Jesus referenciou, e viu chegar também, o lateral direito Gilberto (ex-Fluminense) e o extremo Everton ‘Cebolinha’ (ex-Grémio), bem como a ‘estrela’ belga Jan Vertonghen (ex-Tottenham).

O central era um jogador livre, e é um nome de peso e com garantias para a defesa dos ‘encarnados’, num grupo reforçado também com o avançado internacional alemão Luca Waldschmidt (ex-Friburgo), por 15 milhões.

Outras entradas são os do guarda-redes Helton Leite (ex-Boavista) e do brasileiro Pedrinho (ex-Corinthians), extremo anunciado ainda em fevereiro, ainda com Bruno Lage à frente da equipa técnica das ‘águias’.

No cenário atual, Jesus esperará mais jogadores e terá de emagrecer o plantel, não são em relação a futebolistas que estiveram na temporada transata, mas também em relação ao vasto leque de emprestados, que regressaram.

De todos, Diogo Gonçalves, que esteve cedido ao Famalicão, é o único que tem estado nas escolhas do treinador, num plantel em que o sérvio Zivkovic é, para já, a principal saída, assinando pelo PAOK, pelo qual até marcou na eliminação do Benfica.
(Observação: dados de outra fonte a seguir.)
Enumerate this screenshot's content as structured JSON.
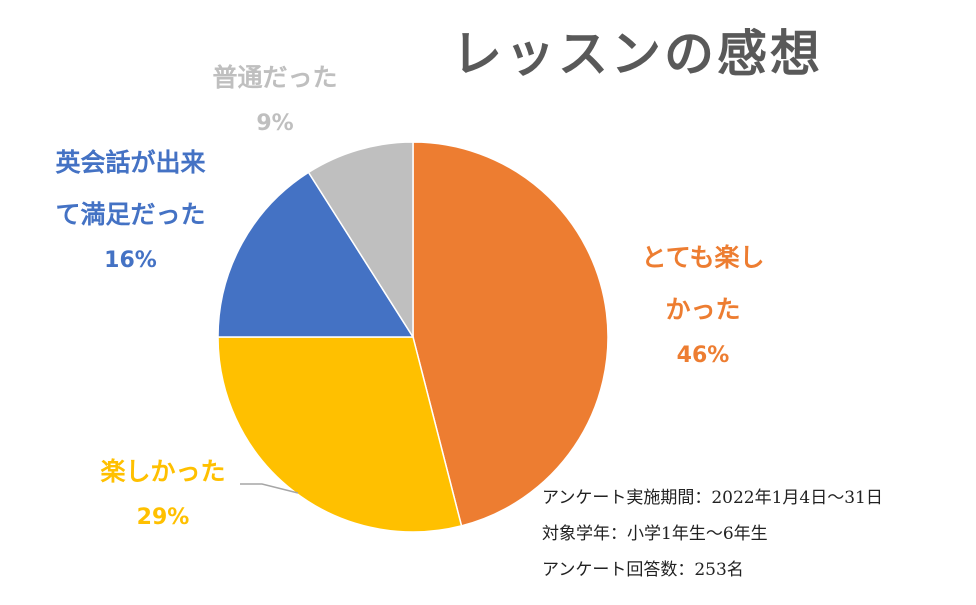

Mesmo com muitas incógnitas, as ‘águias’ arrancaram para a época com uma preparação 100% vitoriosa, nos particulares com Benfica B (4-0 e 3-0), Estoril Praia (4-1), Belenenses SAD (4-0), Farense (5-1), Bournemouth (2-1), Sporting de Braga (2-1) e Rennes (2-0).

A entrada em cena na I Liga do clube com mais títulos de campeão em Portugal, com 37, está marcada para sexta-feira, às 19:00, em casa do Famalicão, numa época que se inicia como terminou a anterior, sem público nas bancadas, devido à pandemia da covid-19.

Para o Benfica, a época teve já o seu primeiro revés, com a ausência de receitas da ‘Champions’ face à eliminação de terça-feira, e os holofotes viram-se agora para o plano interno, em ano de sufrágio para os órgãos sociais.

A resposta desportiva pode ser um fiel na balança das eleições no clube, que deverão decorrer no final de outubro, e nas quais Luís Filipe Vieira, na presidência desde 2003, volta a ter opositores na corrida, com o anúncio de mais três candidatos.